Question

How do you find the critical points for `f(x) = (x^2-10x)^4` and the local max and min?

Answer 1

three critical points: `x=0,5,10`
Relative minimum at `x=0, 10`
Relative maximum at `x=5`

Explanation:

First, we need to find `f'(x)`.
Using rules for taking derivative, we get following:
`f'(x) = 4*(x^2-10x)^3*(2x-10)`

Critical points occur when the slope is zero meaning `f'(x)=0`.

`f'(x) = 4*(x^2-10x)^3*(2x-10)=0`

`(2x-10)=0` => `x=5`
`(x^2-10x)=0` => `x=0, 10`

So, three critical points would be `x=0,5,10`.

To find relative maximum and minimum, we can do a sign test.

For `x in`(-∞, 0) => `f'(x)` is negative.
For `x in`(0, 5) => `f'(x)` is positive.
For `x in`(5, 10) => `f'(x)` is negative.
For `x in`(10, ∞) => `f'(x)` is positive.

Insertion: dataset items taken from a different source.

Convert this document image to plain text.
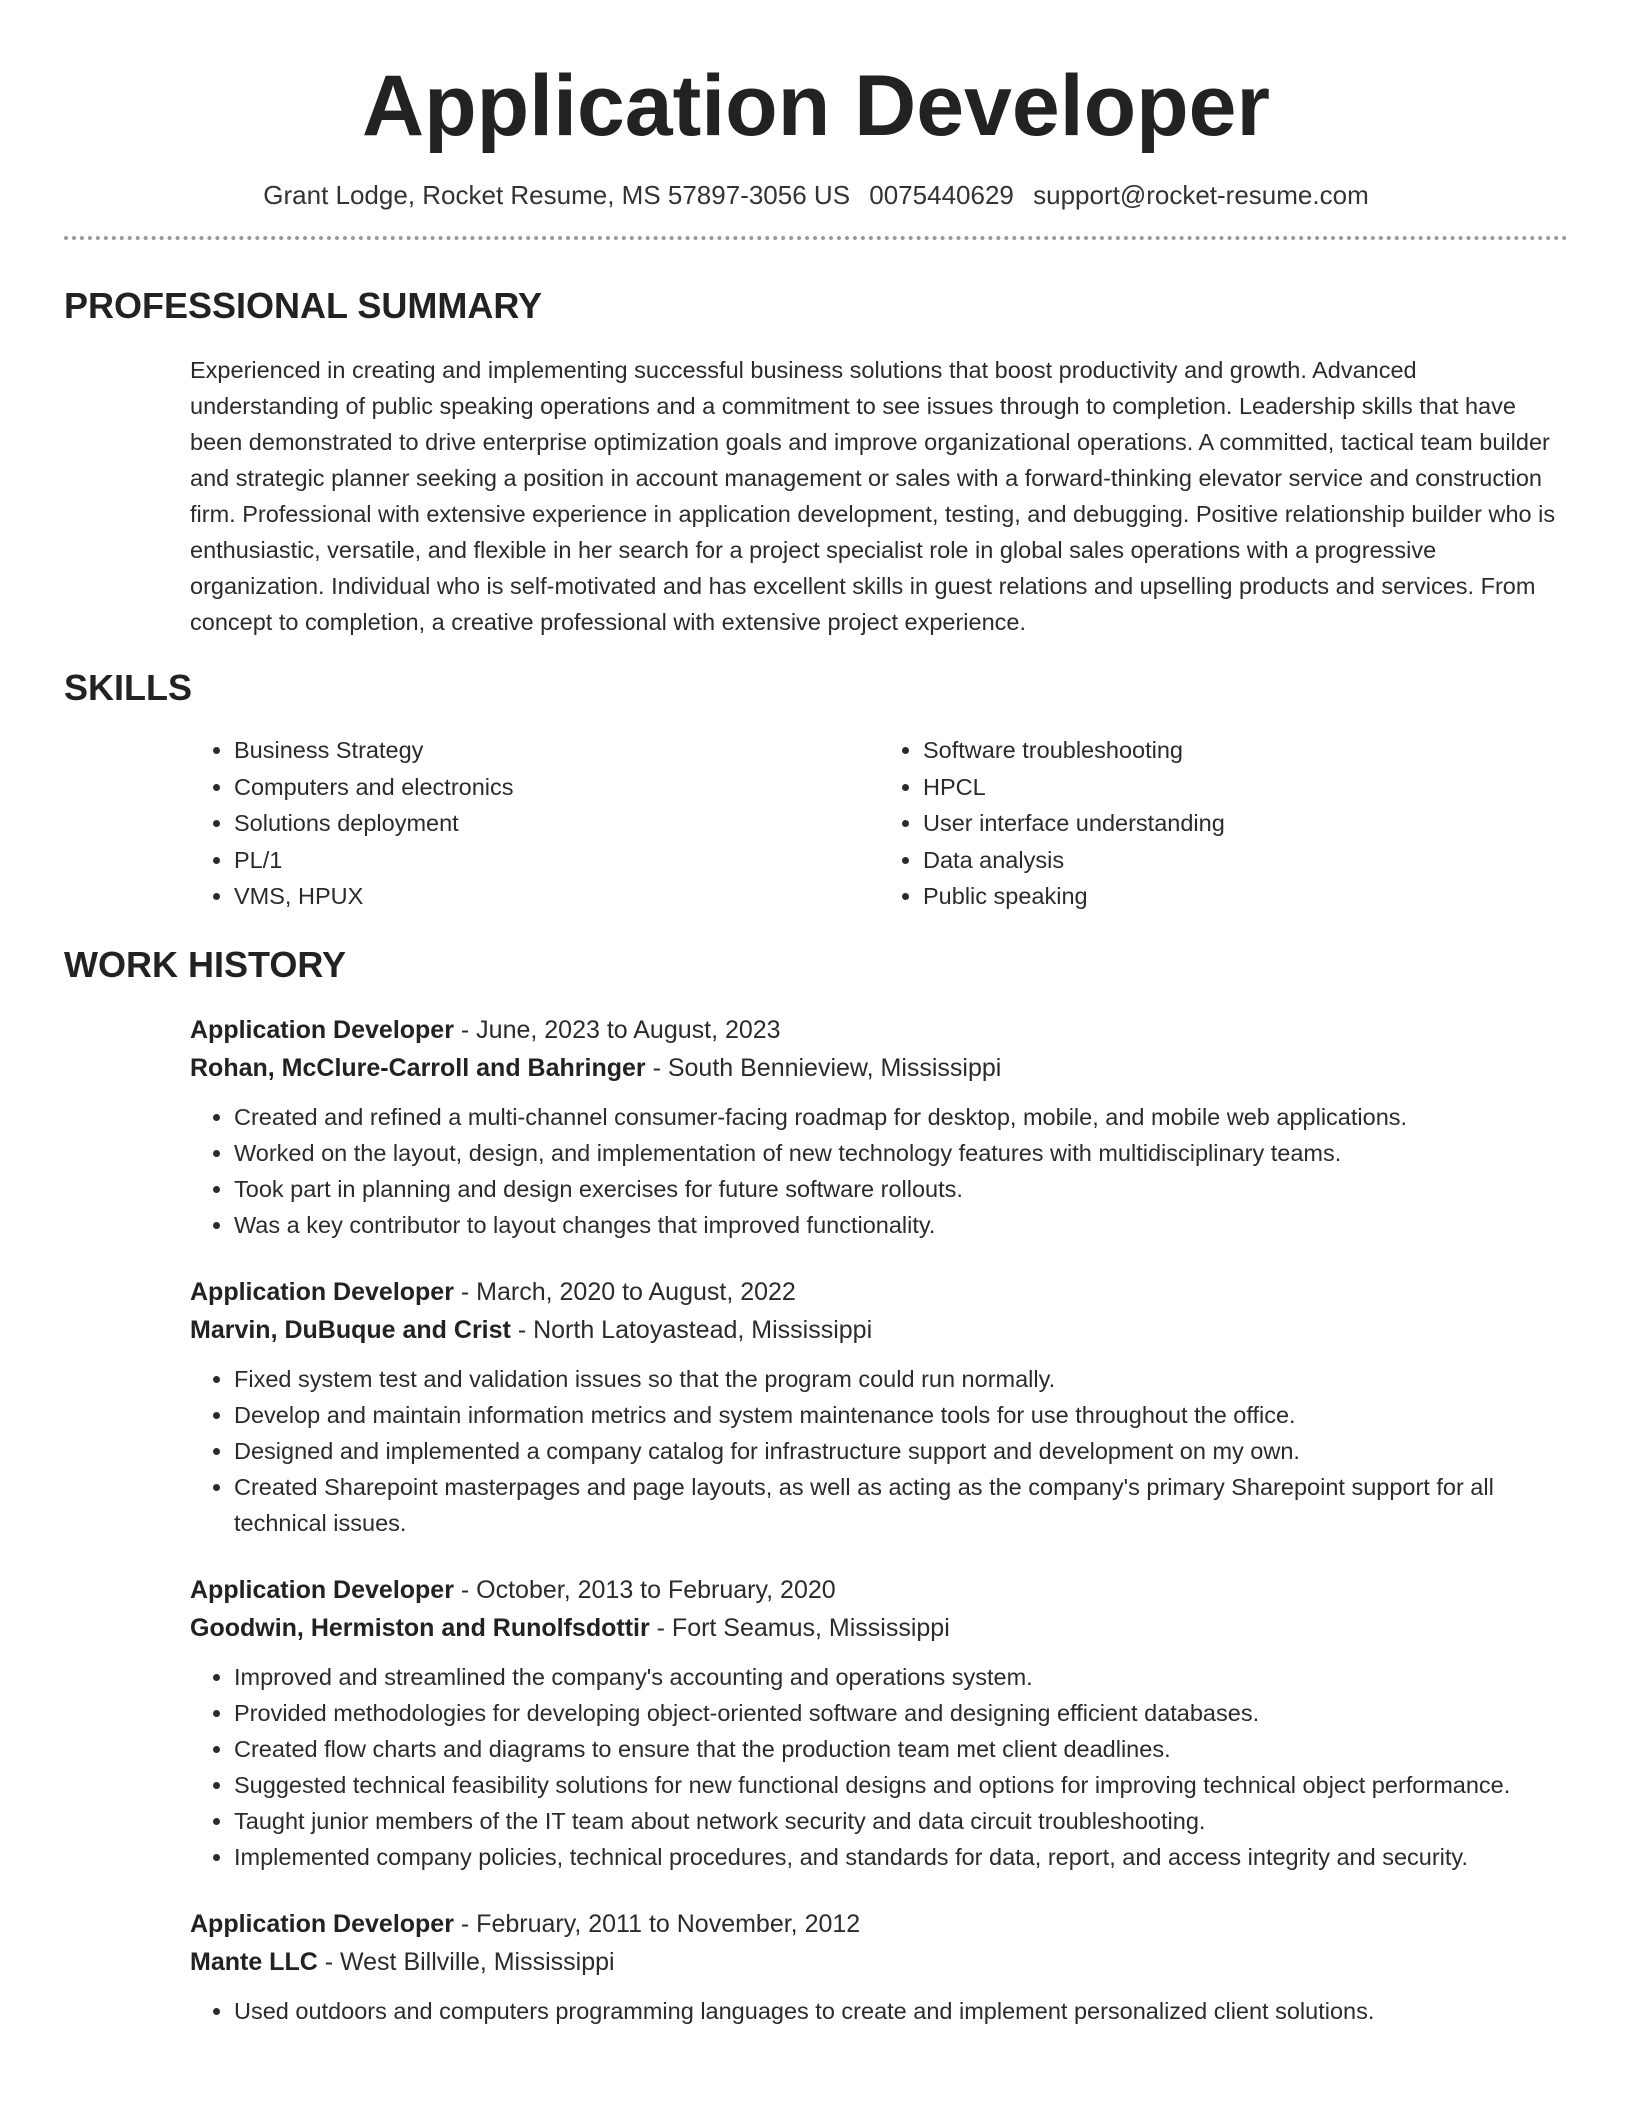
Application Developer
Grant Lodge, Rocket Resume, MS 57897-3056 US 0075440629 support@rocket-resume.com
PROFESSIONAL SUMMARY
Experienced in creating and implementing successful business solutions that boost productivity and growth. Advanced understanding of public speaking operations and a commitment to see issues through to completion. Leadership skills that have been demonstrated to drive enterprise optimization goals and improve organizational operations. A committed, tactical team builder and strategic planner seeking a position in account management or sales with a forward-thinking elevator service and construction firm. Professional with extensive experience in application development, testing, and debugging. Positive relationship builder who is enthusiastic, versatile, and flexible in her search for a project specialist role in global sales operations with a progressive organization. Individual who is self-motivated and has excellent skills in guest relations and upselling products and services. From concept to completion, a creative professional with extensive project experience.
SKILLS
• Business Strategy
• Computers and electronics
• Solutions deployment
• PL/1
• VMS, HPUX
• Software troubleshooting
• HPCL
• User interface understanding
• Data analysis
• Public speaking
WORK HISTORY
Application Developer - June, 2023 to August, 2023
Rohan, McClure-Carroll and Bahringer - South Bennieview, Mississippi
• Created and refined a multi-channel consumer-facing roadmap for desktop, mobile, and mobile web applications.
• Worked on the layout, design, and implementation of new technology features with multidisciplinary teams.
• Took part in planning and design exercises for future software rollouts.
• Was a key contributor to layout changes that improved functionality.
Application Developer - March, 2020 to August, 2022
Marvin, DuBuque and Crist - North Latoyastead, Mississippi
• Fixed system test and validation issues so that the program could run normally.
• Develop and maintain information metrics and system maintenance tools for use throughout the office.
• Designed and implemented a company catalog for infrastructure support and development on my own.
• Created Sharepoint masterpages and page layouts, as well as acting as the company's primary Sharepoint support for all technical issues.
Application Developer - October, 2013 to February, 2020
Goodwin, Hermiston and Runolfsdottir - Fort Seamus, Mississippi
• Improved and streamlined the company's accounting and operations system.
• Provided methodologies for developing object-oriented software and designing efficient databases.
• Created flow charts and diagrams to ensure that the production team met client deadlines.
• Suggested technical feasibility solutions for new functional designs and options for improving technical object performance.
• Taught junior members of the IT team about network security and data circuit troubleshooting.
• Implemented company policies, technical procedures, and standards for data, report, and access integrity and security.
Application Developer - February, 2011 to November, 2012
Mante LLC - West Billville, Mississippi
• Used outdoors and computers programming languages to create and implement personalized client solutions.
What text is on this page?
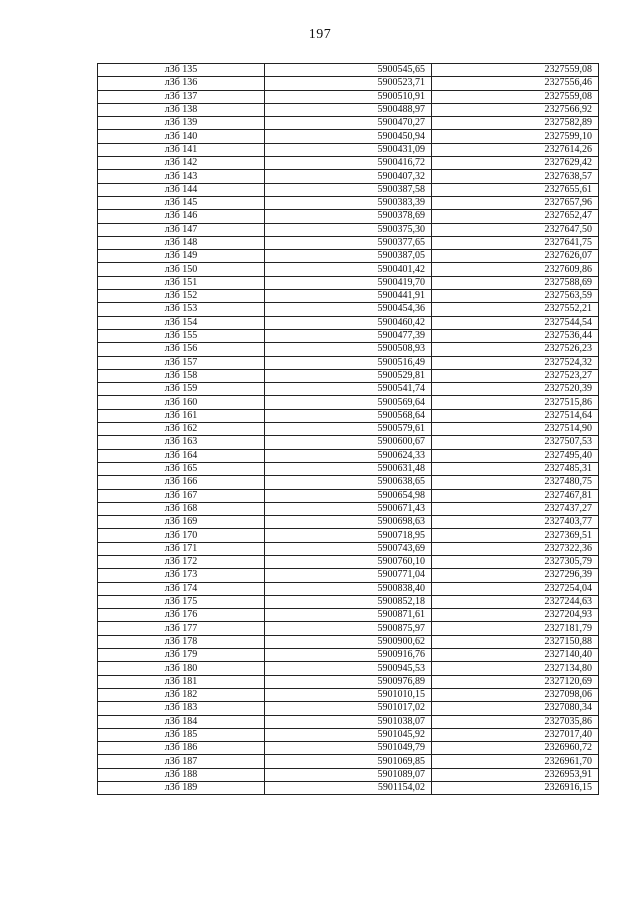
197
лЗб 135	5900545,65	2327559,08
лЗб 136	5900523,71	2327556,46
лЗб 137	5900510,91	2327559,08
лЗб 138	5900488,97	2327566,92
лЗб 139	5900470,27	2327582,89
лЗб 140	5900450,94	2327599,10
лЗб 141	5900431,09	2327614,26
лЗб 142	5900416,72	2327629,42
лЗб 143	5900407,32	2327638,57
лЗб 144	5900387,58	2327655,61
лЗб 145	5900383,39	2327657,96
лЗб 146	5900378,69	2327652,47
лЗб 147	5900375,30	2327647,50
лЗб 148	5900377,65	2327641,75
лЗб 149	5900387,05	2327626,07
лЗб 150	5900401,42	2327609,86
лЗб 151	5900419,70	2327588,69
лЗб 152	5900441,91	2327563,59
лЗб 153	5900454,36	2327552,21
лЗб 154	5900460,42	2327544,54
лЗб 155	5900477,39	2327536,44
лЗб 156	5900508,93	2327526,23
лЗб 157	5900516,49	2327524,32
лЗб 158	5900529,81	2327523,27
лЗб 159	5900541,74	2327520,39
лЗб 160	5900569,64	2327515,86
лЗб 161	5900568,64	2327514,64
лЗб 162	5900579,61	2327514,90
лЗб 163	5900600,67	2327507,53
лЗб 164	5900624,33	2327495,40
лЗб 165	5900631,48	2327485,31
лЗб 166	5900638,65	2327480,75
лЗб 167	5900654,98	2327467,81
лЗб 168	5900671,43	2327437,27
лЗб 169	5900698,63	2327403,77
лЗб 170	5900718,95	2327369,51
лЗб 171	5900743,69	2327322,36
лЗб 172	5900760,10	2327305,79
лЗб 173	5900771,04	2327296,39
лЗб 174	5900838,40	2327254,04
лЗб 175	5900852,18	2327244,63
лЗб 176	5900871,61	2327204,93
лЗб 177	5900875,97	2327181,79
лЗб 178	5900900,62	2327150,88
лЗб 179	5900916,76	2327140,40
лЗб 180	5900945,53	2327134,80
лЗб 181	5900976,89	2327120,69
лЗб 182	5901010,15	2327098,06
лЗб 183	5901017,02	2327080,34
лЗб 184	5901038,07	2327035,86
лЗб 185	5901045,92	2327017,40
лЗб 186	5901049,79	2326960,72
лЗб 187	5901069,85	2326961,70
лЗб 188	5901089,07	2326953,91
лЗб 189	5901154,02	2326916,15
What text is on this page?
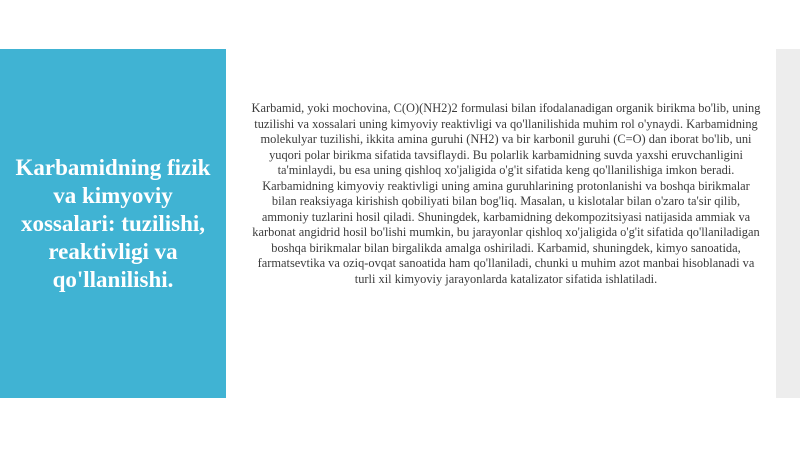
Karbamidning fizik va kimyoviy xossalari: tuzilishi, reaktivligi va qo'llanilishi.

Karbamid, yoki mochovina, C(O)(NH2)2 formulasi bilan ifodalanadigan organik birikma bo'lib, uning tuzilishi va xossalari uning kimyoviy reaktivligi va qo'llanilishida muhim rol o'ynaydi. Karbamidning molekulyar tuzilishi, ikkita amina guruhi (NH2) va bir karbonil guruhi (C=O) dan iborat bo'lib, uni yuqori polar birikma sifatida tavsiflaydi. Bu polarlik karbamidning suvda yaxshi eruvchanligini ta'minlaydi, bu esa uning qishloq xo'jaligida o'g'it sifatida keng qo'llanilishiga imkon beradi. Karbamidning kimyoviy reaktivligi uning amina guruhlarining protonlanishi va boshqa birikmalar bilan reaksiyaga kirishish qobiliyati bilan bog'liq. Masalan, u kislotalar bilan o'zaro ta'sir qilib, ammoniy tuzlarini hosil qiladi. Shuningdek, karbamidning dekompozitsiyasi natijasida ammiak va karbonat angidrid hosil bo'lishi mumkin, bu jarayonlar qishloq xo'jaligida o'g'it sifatida qo'llaniladigan boshqa birikmalar bilan birgalikda amalga oshiriladi. Karbamid, shuningdek, kimyo sanoatida, farmatsevtika va oziq-ovqat sanoatida ham qo'llaniladi, chunki u muhim azot manbai hisoblanadi va turli xil kimyoviy jarayonlarda katalizator sifatida ishlatiladi.
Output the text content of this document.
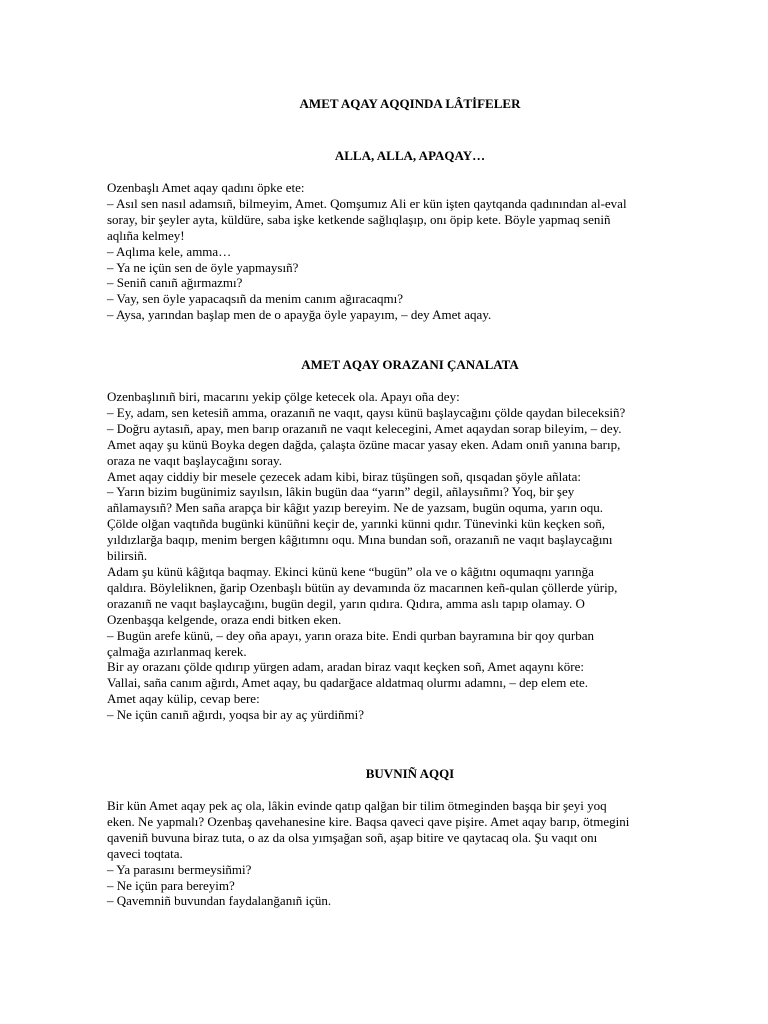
AMET AQAY AQQINDA LÂTİFELER
ALLA, ALLA, APAQAY…
Ozenbaşlı Amet aqay qadını öpke ete:
– Asıl sen nasıl adamsıñ, bilmeyim, Amet. Qomşumız Ali er kün işten qaytqanda qadınından al-eval
soray, bir şeyler ayta, küldüre, saba işke ketkende sağlıqlaşıp, onı öpip kete. Böyle yapmaq seniñ
aqlıña kelmey!
– Aqlıma kele, amma…
– Ya ne içün sen de öyle yapmaysıñ?
– Seniñ canıñ ağırmazmı?
– Vay, sen öyle yapacaqsıñ da menim canım ağıracaqmı?
– Aysa, yarından başlap men de o apayğa öyle yapayım, – dey Amet aqay.
AMET AQAY ORAZANI ÇANALATA
Ozenbaşlınıñ biri, macarını yekip çölge ketecek ola. Apayı oña dey:
– Ey, adam, sen ketesiñ amma, orazanıñ ne vaqıt, qaysı künü başlaycağını çölde qaydan bileceksiñ?
– Doğru aytasıñ, apay, men barıp orazanıñ ne vaqıt kelecegini, Amet aqaydan sorap bileyim, – dey.
Amet aqay şu künü Boyka degen dağda, çalaşta özüne macar yasay eken. Adam onıñ yanına barıp,
oraza ne vaqıt başlaycağını soray.
Amet aqay ciddiy bir mesele çezecek adam kibi, biraz tüşüngen soñ, qısqadan şöyle añlata:
– Yarın bizim bugünimiz sayılsın, lâkin bugün daa “yarın” degil, añlaysıñmı? Yoq, bir şey
añlamaysıñ? Men saña arapça bir kâğıt yazıp bereyim. Ne de yazsam, bugün oquma, yarın oqu.
Çölde olğan vaqtıñda bugünki künüñni keçir de, yarınki künni qıdır. Tünevinki kün keçken soñ,
yıldızlarğa baqıp, menim bergen kâğıtımnı oqu. Mına bundan soñ, orazanıñ ne vaqıt başlaycağını
bilirsiñ.
Adam şu künü kâğıtqa baqmay. Ekinci künü kene “bugün” ola ve o kâğıtnı oqumaqnı yarınğa
qaldıra. Böyleliknen, ğarip Ozenbaşlı bütün ay devamında öz macarınen keñ-qulan çöllerde yürip,
orazanıñ ne vaqıt başlaycağını, bugün degil, yarın qıdıra. Qıdıra, amma aslı tapıp olamay. O
Ozenbaşqa kelgende, oraza endi bitken eken.
– Bugün arefe künü, – dey oña apayı, yarın oraza bite. Endi qurban bayramına bir qoy qurban
çalmağa azırlanmaq kerek.
Bir ay orazanı çölde qıdırıp yürgen adam, aradan biraz vaqıt keçken soñ, Amet aqaynı köre:
Vallai, saña canım ağırdı, Amet aqay, bu qadarğace aldatmaq olurmı adamnı, – dep elem ete.
Amet aqay külip, cevap bere:
– Ne içün canıñ ağırdı, yoqsa bir ay aç yürdiñmi?
BUVNIÑ AQQI
Bir kün Amet aqay pek aç ola, lâkin evinde qatıp qalğan bir tilim ötmeginden başqa bir şeyi yoq
eken. Ne yapmalı? Ozenbaş qavehanesine kire. Baqsa qaveci qave pişire. Amet aqay barıp, ötmegini
qaveniñ buvuna biraz tuta, o az da olsa yımşağan soñ, aşap bitire ve qaytacaq ola. Şu vaqıt onı
qaveci toqtata.
– Ya parasını bermeysiñmi?
– Ne içün para bereyim?
– Qavemniñ buvundan faydalanğanıñ içün.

At `x=0`, function has relative minimum because `f'(x)` changes signs from negative to positive.

At `x=5`, function has relative maximum because `f'(x)` changes signs from positive to negative.

At `x=10`, function has relative minimum because `f'(x)` changes signs from negative to positive.